Steam co-gasification of coal and biomass – Synergy in reactivity of fuel blends chars

•Steam co-gasification: less carbon-intensive and more efficient use of coal & biomass.•Synergy effect: increase in reactivity of fuel blend chars.•Potential influence of biomass ash components on reactivity of fuel blend chars.

Development of clean coal technologies is the answer to increasing energy demand and environmental concerns related to conventional coal processing technologies. The technologies of fossil fuel gasification are technically proven and commercially available. Attempts of utilization of waste materials and renewable energy resources in gasification-based energy generation systems has been made, but wide application of such systems is still hindered by issues inherently combined with the characteristics of the materials. These include discontinuous supplies of a fuel of limited resources and varying composition resulting in poor economy of small-scale systems and operating problems related to tars formation and corrosion, especially when biomass utilization is considered.
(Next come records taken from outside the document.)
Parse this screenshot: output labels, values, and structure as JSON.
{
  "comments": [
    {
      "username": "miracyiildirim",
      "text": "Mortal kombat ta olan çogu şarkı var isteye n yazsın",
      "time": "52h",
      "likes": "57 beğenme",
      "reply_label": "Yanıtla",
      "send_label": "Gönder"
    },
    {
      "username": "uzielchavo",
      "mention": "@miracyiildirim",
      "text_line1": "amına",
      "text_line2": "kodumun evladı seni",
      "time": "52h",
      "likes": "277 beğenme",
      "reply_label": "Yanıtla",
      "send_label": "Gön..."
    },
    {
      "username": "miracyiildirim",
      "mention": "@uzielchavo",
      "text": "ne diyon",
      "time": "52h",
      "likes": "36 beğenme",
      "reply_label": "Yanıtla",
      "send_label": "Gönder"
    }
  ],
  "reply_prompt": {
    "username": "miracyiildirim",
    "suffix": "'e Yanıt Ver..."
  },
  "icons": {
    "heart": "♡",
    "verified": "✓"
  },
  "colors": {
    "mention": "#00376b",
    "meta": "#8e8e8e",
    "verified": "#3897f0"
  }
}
In the light of the above co-gasification seems to offer several advantages through mitigation of undesired effects of both carbon-intensive utilization of coal and low efficient and troublesome operation of biomass/waste-fed gasification systems. The experimental results presented in the paper address the issues of determination of potential synergy effects resulting from the utilization of fuel blends composed of materials of various physical and chemical characteristics, which are still insufficiently discussed in the literature, especially when hydrogen-rich gas production in co-gasification is concerned. The results of reactivity tests of fuel blends of coal and energy crops biomass in the process of steam co-gasification in a laboratory scale fixed bed reactor at 700, 800 and 900 °C are given proving the synergy effect in co-gasification reflected in increased reactivity of fuel blends when compared to coal and biomass chars reactivity under similar process conditions.